ГЛАВА ДЕВЯТАЯ

— Шампанское? — предложила Саска. — Мы должны выпить за нашу долгую дружбу.

— Да, непременно, — с радостной улыбкой поддержала ее Мишель. — Как же не выпить?

— Мы с Никосом знаем друг друга столько лет!

— Он мне говорил. Саска подняла брови.

— Ну, тогда вы знаете, что я была замужем за его лучшим другом.

— Вы, наверное, очень тоскуете по нему, — мягко проговорила Мишель. Как бы там ни было, Саска заслуживает сочувствия. Остаться вдовой — это тяжело, пожалуй, в любом возрасте, а уж в молодые годы, наверное, особенно.

Темные, слегка затуманившиеся глаза смотрели на Мишель с нарочитой многозначительностью.

Ужасно. Но жизнь продолжается, надо жить дальше.

«С Никосом», — со злорадством сказала про себя Мишель Впрочем, можно ли винить Саску в том, что она старается воспользоваться подвернувшимся случаем? Такие мужчины, как Никос, встречаются нечасто: он богат и независим, человек с положением… А уж любовник… От одной только мысли о том, что у них было, Мишель кинуло в жар.

Никос может подумать, что она старается воспользоваться подвернувшимся случаем?
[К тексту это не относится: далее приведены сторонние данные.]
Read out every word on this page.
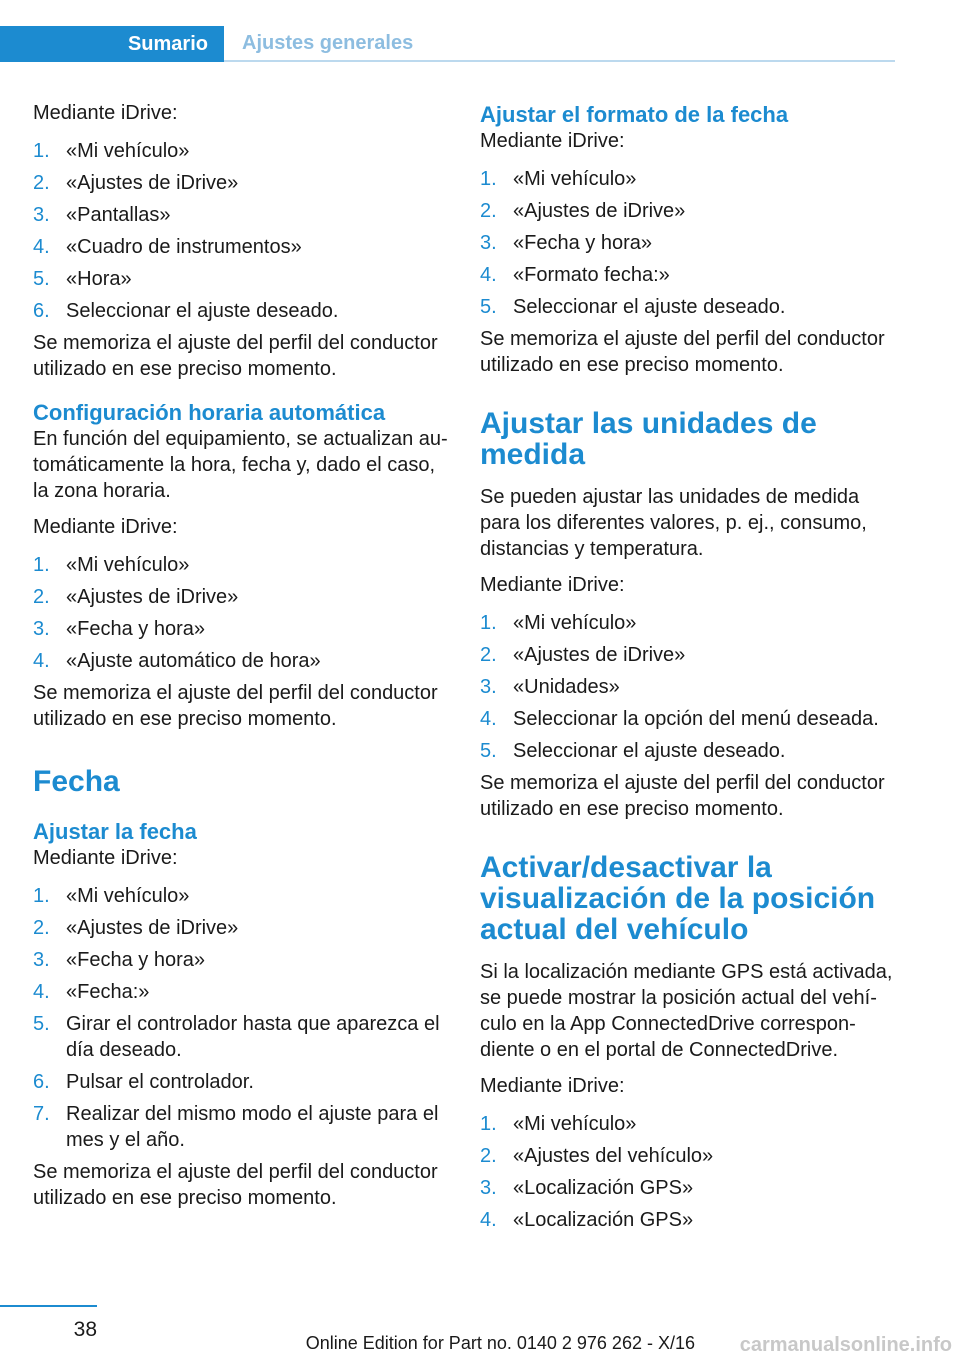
Sumario	Ajustes generales
Mediante iDrive:
1. «Mi vehículo»
2. «Ajustes de iDrive»
3. «Pantallas»
4. «Cuadro de instrumentos»
5. «Hora»
6. Seleccionar el ajuste deseado.
Se memoriza el ajuste del perfil del conductor utilizado en ese preciso momento.
Configuración horaria automática
En función del equipamiento, se actualizan au‐ tomáticamente la hora, fecha y, dado el caso, la zona horaria.
Mediante iDrive:
1. «Mi vehículo»
2. «Ajustes de iDrive»
3. «Fecha y hora»
4. «Ajuste automático de hora»
Se memoriza el ajuste del perfil del conductor utilizado en ese preciso momento.
Fecha
Ajustar la fecha
Mediante iDrive:
1. «Mi vehículo»
2. «Ajustes de iDrive»
3. «Fecha y hora»
4. «Fecha:»
5. Girar el controlador hasta que aparezca el día deseado.
6. Pulsar el controlador.
7. Realizar del mismo modo el ajuste para el mes y el año.
Se memoriza el ajuste del perfil del conductor utilizado en ese preciso momento.
Ajustar el formato de la fecha
Mediante iDrive:
1. «Mi vehículo»
2. «Ajustes de iDrive»
3. «Fecha y hora»
4. «Formato fecha:»
5. Seleccionar el ajuste deseado.
Se memoriza el ajuste del perfil del conductor utilizado en ese preciso momento.
Ajustar las unidades de medida
Se pueden ajustar las unidades de medida para los diferentes valores, p. ej., consumo, distancias y temperatura.
Mediante iDrive:
1. «Mi vehículo»
2. «Ajustes de iDrive»
3. «Unidades»
4. Seleccionar la opción del menú deseada.
5. Seleccionar el ajuste deseado.
Se memoriza el ajuste del perfil del conductor utilizado en ese preciso momento.
Activar/desactivar la visualización de la posición actual del vehículo
Si la localización mediante GPS está activada, se puede mostrar la posición actual del vehí‐ culo en la App ConnectedDrive correspon‐ diente o en el portal de ConnectedDrive.
Mediante iDrive:
1. «Mi vehículo»
2. «Ajustes del vehículo»
3. «Localización GPS»
4. «Localización GPS»
38
Online Edition for Part no. 0140 2 976 262 - X/16 carmanualsonline.info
Такие мужчины, как Никос, встречаются нечасто: он богат и независим, человек с положением… А уж любовник… От одной только мысли о том, что у них было, Мишель кинуло в жар.

Никос заказал бутылку «Дон Периньон», затем они все вчетвером принялись обсуждать меню, решая, кто что закажет из холодных и горячих блюд и что возьмет на десерт.

Официант с торжественным видом принес шампанское, вынул пробку, наполнил до половины бокалы, после чего поместил бутылку в ведерко со льдом и удалился.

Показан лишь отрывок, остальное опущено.